Cependant, pendant certaines années de gloire de Rodrigues, le fado lui-même a connu une période de disgrâce. Le dictateur de longue date António de Oliveira Salazar, méfiant à l’égard des fadistes, a d’abord tenté de les faire censurer, puis a lancé une campagne pour faire du fado un instrument de son régime, l’utilisant pour faire avancer son programme. Le résultat fut que de nombreux Portugais se détournèrent du fado, l’identifiant au fascisme.
Il a fallu plusieurs années après la chute du régime pour que cette musique soul retrouve à nouveau l’estime de ses compatriotes.

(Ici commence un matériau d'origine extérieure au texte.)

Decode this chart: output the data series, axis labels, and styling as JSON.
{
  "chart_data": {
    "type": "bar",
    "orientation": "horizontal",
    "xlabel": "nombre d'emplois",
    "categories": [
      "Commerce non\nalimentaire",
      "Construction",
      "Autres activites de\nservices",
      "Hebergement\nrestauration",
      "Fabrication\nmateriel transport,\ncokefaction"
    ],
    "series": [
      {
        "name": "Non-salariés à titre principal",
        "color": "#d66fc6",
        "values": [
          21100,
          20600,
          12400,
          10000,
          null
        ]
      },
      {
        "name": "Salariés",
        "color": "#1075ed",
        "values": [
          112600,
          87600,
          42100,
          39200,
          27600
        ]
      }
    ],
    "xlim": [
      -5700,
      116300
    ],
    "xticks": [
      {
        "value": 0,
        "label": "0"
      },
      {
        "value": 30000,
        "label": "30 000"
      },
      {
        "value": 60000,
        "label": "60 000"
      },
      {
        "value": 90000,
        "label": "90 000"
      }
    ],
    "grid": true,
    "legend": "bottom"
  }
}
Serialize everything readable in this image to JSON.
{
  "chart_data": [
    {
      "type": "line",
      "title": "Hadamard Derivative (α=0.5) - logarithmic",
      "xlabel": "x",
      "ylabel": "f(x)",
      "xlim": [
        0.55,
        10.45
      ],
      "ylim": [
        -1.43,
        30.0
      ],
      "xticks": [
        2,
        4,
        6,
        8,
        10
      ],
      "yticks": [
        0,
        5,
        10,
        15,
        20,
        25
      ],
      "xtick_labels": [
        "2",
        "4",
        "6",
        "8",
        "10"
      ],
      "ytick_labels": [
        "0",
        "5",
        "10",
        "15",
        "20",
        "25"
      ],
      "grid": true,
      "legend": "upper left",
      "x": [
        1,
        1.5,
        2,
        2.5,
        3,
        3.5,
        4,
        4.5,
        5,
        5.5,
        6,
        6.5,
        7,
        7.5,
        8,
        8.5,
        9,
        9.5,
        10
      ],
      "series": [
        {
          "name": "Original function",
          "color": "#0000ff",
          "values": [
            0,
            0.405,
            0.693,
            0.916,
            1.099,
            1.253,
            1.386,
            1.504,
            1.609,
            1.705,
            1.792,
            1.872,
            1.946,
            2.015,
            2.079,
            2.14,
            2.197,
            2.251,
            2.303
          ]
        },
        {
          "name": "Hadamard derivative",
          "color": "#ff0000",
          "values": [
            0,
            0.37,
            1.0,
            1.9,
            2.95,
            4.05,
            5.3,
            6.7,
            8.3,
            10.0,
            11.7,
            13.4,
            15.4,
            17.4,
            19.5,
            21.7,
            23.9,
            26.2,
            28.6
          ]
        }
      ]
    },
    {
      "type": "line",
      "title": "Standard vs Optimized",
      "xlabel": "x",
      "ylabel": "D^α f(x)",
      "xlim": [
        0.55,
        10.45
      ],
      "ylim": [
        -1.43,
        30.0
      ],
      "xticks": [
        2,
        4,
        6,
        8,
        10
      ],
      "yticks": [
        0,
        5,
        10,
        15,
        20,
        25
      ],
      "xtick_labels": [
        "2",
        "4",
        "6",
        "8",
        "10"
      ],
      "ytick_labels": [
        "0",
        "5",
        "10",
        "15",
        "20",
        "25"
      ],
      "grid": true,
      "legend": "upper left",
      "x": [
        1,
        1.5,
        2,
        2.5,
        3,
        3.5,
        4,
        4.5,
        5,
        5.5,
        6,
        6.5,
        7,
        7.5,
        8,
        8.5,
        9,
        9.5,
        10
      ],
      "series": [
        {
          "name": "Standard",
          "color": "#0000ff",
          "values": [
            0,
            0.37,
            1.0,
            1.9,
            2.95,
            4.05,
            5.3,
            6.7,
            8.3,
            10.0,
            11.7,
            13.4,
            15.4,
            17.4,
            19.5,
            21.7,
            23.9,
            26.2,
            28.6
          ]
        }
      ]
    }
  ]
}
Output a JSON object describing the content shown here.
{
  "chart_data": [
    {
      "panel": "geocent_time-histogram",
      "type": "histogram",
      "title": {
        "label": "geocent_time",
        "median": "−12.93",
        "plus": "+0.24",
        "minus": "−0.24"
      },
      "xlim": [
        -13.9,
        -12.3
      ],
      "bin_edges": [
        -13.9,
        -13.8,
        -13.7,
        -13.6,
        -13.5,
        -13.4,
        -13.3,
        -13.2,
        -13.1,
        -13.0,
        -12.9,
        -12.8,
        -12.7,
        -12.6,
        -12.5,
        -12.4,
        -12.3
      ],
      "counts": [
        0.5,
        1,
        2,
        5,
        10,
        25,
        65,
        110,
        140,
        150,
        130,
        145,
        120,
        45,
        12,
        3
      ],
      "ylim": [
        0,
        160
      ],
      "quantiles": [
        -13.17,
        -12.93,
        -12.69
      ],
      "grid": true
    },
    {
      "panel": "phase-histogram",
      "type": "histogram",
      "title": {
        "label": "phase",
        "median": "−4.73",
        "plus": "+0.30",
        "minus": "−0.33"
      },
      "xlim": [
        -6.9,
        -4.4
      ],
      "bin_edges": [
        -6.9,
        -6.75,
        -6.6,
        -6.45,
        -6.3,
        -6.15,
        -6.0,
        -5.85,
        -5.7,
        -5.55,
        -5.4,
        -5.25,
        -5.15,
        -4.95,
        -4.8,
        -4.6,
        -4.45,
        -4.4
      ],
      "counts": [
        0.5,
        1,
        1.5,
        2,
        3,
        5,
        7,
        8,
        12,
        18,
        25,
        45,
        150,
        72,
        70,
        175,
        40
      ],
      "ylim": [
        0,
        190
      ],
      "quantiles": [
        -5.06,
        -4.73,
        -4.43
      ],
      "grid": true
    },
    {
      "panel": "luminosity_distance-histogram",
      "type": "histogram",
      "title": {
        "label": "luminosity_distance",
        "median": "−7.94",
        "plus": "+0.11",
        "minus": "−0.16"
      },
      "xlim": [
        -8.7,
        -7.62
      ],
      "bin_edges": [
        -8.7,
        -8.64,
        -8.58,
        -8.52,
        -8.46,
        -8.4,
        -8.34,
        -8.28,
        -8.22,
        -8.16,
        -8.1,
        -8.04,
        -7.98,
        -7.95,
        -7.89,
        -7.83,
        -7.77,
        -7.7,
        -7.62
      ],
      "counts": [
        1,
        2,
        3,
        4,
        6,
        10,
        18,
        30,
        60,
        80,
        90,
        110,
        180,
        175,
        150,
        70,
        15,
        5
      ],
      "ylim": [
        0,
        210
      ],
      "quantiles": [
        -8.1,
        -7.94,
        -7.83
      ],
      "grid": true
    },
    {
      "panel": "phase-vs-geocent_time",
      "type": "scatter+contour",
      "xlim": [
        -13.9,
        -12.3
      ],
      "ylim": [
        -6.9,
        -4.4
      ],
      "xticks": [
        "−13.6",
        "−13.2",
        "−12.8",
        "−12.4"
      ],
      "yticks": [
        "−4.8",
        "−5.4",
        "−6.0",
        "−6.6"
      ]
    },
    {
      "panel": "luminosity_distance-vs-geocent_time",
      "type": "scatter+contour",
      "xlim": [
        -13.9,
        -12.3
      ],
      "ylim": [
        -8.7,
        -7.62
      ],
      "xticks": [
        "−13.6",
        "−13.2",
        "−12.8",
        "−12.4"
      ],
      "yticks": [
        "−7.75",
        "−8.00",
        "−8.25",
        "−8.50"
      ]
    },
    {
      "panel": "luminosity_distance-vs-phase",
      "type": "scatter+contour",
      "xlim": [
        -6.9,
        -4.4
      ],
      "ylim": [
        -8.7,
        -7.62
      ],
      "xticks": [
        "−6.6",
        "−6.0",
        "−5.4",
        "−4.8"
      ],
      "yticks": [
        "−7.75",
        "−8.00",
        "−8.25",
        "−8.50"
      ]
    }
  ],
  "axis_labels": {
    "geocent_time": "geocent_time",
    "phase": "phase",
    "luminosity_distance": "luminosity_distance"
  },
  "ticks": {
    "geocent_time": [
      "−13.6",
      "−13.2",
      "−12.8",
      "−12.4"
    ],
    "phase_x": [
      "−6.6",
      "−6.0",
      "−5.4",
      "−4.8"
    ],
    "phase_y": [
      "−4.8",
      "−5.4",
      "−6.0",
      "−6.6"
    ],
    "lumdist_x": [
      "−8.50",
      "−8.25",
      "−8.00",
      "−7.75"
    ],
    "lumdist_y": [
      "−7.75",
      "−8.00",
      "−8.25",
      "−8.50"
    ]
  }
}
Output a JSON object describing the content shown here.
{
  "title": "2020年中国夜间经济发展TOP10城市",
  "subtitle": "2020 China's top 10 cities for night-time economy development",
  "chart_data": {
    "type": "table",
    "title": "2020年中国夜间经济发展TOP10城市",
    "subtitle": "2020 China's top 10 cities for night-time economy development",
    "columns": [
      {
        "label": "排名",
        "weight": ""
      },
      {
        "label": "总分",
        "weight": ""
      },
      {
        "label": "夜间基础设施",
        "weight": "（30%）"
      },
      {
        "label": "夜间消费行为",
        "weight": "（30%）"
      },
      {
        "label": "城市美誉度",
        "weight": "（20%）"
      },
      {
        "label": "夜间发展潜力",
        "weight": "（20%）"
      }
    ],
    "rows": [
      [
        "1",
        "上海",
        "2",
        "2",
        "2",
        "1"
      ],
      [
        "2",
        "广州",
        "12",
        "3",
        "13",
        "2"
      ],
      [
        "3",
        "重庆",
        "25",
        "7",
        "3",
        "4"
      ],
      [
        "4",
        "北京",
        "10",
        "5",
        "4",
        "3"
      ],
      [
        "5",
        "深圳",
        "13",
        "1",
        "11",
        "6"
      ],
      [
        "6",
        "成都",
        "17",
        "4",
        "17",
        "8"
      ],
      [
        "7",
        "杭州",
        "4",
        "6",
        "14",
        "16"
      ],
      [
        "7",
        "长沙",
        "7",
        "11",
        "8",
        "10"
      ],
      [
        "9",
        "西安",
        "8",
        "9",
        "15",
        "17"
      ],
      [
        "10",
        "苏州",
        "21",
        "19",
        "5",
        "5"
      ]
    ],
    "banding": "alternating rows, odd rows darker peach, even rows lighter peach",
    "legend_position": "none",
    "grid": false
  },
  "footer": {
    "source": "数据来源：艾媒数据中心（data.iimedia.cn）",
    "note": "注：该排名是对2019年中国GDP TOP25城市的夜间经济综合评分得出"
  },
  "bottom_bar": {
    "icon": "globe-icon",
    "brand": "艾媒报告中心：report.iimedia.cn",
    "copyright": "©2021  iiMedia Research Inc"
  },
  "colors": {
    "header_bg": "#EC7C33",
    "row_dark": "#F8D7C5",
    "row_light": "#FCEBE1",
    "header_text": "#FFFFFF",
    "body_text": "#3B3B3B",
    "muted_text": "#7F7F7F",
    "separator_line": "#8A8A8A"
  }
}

Au cours des vingt dernières années, une nouvelle génération de fadistes l’a revigoré et l’a réintégré au tissu national, tout en l’adaptant à ses propres expériences.
« Tout en respectant les traditions du fado », explique Mariza, « je chante de plus en plus avec les influences que je reçois – voyager, écouter d’autres musiques – et cela affecte ma performance. » En plus de la guitare traditionnelle à 12 cordes (guitare portugaise) et des basses et des guitares acoustiques, elle inclut souvent des trompettes, des violoncelles et des tambours africains. Elle s’est diversifiée vers d’autres formes musicales, notamment le blues américain (« Eux aussi explorent les sentiments de la vie », dit-elle) et a chanté avec des sommités telles que Sting et Peter Gabriel.
Mais pour ses compatriotes, c’est le vieux fado qui compte. En la regardant au Kennedy Center, Manuel Pereira ressentit une vague de saudade. « Pour moi et pour d’autres Portugais à l’étranger, lorsque nous entendons du fado, c’est une grande émotion », dit-il. « Ça nous émeut. »
Dina Modianot-Fox a écrit sur le retour du port pour ToutLeCD.com.com plus tôt ce mois-ci.